Summary of Landmark Literature and Clinical Guidelines
The surgical management of suprascapular neuropathy secondary to ganglion cysts has undergone a significant evolution over the past three decades. Historically, the open posterior approach, as detailed in this chapter, was the undisputed gold standard. Landmark anatomical studies by Rengachary et al. in the late 1970s defined the morphology of the suprascapular notch and laid the foundation for understanding the mechanical basis of nerve entrapment. Subsequent clinical series in the 1980s and 1990s demonstrated that open excision of the cyst and release of the transverse scapular ligament reliably relieved pain and halted the progression of muscle atrophy.
However, the paradigm shifted dramatically with the advent of advanced shoulder arthroscopy. Seminal work by surgeons such as Romeo, Piasecki, and Cummins highlighted the pathophysiological link between SLAP tears and paralabral cyst formation. This led to the development of arthroscopic internal cyst decompression combined with labral repair. The literature now overwhelmingly supports arthroscopic management as the first-line surgical treatment for the vast majority of paralabral cysts, as it addresses the intra-articular root cause (the labral tear) while avoiding the morbidity of a large posterior incision and trapezius detachment.

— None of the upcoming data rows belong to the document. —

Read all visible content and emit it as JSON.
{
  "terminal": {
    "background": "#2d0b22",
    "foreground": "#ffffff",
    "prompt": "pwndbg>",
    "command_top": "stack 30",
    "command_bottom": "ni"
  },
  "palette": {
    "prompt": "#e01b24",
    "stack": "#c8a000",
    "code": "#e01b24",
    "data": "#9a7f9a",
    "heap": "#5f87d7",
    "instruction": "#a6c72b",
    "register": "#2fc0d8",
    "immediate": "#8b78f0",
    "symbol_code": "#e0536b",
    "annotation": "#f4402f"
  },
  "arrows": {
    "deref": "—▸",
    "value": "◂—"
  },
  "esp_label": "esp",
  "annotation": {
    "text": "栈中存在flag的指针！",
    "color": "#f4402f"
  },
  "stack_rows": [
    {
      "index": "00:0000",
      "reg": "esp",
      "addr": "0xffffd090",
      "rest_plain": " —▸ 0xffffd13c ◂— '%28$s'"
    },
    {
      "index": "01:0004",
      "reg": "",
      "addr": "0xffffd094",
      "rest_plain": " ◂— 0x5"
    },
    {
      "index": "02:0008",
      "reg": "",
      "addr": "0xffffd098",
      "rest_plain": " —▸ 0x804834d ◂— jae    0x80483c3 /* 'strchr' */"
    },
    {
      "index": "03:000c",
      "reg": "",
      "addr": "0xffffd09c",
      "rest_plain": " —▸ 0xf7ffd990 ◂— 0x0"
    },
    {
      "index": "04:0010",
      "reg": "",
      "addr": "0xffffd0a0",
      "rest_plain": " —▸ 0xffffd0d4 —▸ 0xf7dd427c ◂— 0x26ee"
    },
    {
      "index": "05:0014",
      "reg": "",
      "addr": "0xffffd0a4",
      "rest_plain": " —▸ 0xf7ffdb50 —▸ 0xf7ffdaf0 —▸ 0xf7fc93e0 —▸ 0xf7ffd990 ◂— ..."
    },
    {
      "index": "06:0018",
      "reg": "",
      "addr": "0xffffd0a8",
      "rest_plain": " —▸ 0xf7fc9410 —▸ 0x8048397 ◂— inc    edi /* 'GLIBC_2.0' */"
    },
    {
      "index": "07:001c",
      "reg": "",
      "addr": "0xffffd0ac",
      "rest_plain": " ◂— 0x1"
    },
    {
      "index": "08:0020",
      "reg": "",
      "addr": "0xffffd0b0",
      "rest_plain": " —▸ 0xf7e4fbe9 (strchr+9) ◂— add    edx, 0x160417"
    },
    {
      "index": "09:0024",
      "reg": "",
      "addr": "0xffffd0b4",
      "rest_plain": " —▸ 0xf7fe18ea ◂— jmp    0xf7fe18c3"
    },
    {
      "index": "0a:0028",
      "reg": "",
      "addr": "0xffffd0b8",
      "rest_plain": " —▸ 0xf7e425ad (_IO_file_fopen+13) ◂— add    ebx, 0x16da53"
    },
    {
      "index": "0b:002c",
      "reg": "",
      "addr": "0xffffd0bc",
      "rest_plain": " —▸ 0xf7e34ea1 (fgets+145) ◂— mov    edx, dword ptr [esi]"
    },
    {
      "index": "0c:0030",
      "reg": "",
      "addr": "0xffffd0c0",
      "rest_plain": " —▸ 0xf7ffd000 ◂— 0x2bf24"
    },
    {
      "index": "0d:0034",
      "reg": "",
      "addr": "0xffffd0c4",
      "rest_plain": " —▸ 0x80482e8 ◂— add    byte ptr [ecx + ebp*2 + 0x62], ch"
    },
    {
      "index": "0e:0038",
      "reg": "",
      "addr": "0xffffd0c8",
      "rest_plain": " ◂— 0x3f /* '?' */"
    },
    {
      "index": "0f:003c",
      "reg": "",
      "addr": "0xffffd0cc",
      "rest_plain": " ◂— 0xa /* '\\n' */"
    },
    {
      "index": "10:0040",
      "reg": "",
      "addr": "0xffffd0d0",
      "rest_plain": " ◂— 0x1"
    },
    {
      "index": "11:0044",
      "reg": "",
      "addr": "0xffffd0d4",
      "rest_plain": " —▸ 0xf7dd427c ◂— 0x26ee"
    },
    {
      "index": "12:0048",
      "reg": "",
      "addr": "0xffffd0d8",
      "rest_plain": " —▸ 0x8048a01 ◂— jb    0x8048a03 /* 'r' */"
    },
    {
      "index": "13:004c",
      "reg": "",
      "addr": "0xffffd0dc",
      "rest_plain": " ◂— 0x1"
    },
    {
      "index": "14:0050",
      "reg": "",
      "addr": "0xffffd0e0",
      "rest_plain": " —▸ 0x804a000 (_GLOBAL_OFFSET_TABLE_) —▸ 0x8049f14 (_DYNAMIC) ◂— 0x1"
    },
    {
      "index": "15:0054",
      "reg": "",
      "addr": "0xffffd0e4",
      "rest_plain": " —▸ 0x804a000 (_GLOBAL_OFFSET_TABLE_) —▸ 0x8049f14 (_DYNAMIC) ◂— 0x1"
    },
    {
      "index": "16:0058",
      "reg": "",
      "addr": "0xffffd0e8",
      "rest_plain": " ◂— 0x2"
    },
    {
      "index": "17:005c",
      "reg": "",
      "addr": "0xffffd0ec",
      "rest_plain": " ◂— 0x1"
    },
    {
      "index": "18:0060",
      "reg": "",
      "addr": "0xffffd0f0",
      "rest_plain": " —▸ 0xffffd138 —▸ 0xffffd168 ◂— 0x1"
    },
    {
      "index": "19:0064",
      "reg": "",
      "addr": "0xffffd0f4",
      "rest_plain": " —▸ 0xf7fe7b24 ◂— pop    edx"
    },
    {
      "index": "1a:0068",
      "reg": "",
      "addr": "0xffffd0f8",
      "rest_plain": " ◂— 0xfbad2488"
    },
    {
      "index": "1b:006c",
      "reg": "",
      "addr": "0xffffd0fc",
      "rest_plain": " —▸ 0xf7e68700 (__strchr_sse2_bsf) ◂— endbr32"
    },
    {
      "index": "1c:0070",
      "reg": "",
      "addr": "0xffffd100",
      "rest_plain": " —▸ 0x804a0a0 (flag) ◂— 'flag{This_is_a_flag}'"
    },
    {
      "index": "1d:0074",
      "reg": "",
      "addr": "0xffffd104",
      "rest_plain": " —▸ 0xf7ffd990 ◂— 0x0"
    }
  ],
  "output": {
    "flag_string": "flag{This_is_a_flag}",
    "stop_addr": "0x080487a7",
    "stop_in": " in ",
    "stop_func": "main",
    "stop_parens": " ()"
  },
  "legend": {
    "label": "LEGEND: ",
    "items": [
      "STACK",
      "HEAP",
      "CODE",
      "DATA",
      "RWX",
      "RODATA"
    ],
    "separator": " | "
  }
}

Despite this shift, current clinical guidelines and contemporary operative texts (including Chapter 52 of major orthopedic references) firmly maintain that the open posterior approach remains an essential, non-obsolete technique. The literature dictates that the open approach is specifically indicated for massive cysts that cannot be reached or adequately decompressed via intra-articular arthroscopic portals, cysts with highly organized and fibrotic walls that resist aspiration, and cases of primary nerve entrapment by an ossified transverse scapular ligament where no labral pathology exists. By mastering both the intricate open anatomical approach detailed herein and modern arthroscopic techniques, the comprehensive orthopedic surgeon can ensure highly tailored, patient-specific management of complex suprascapular neuropathy.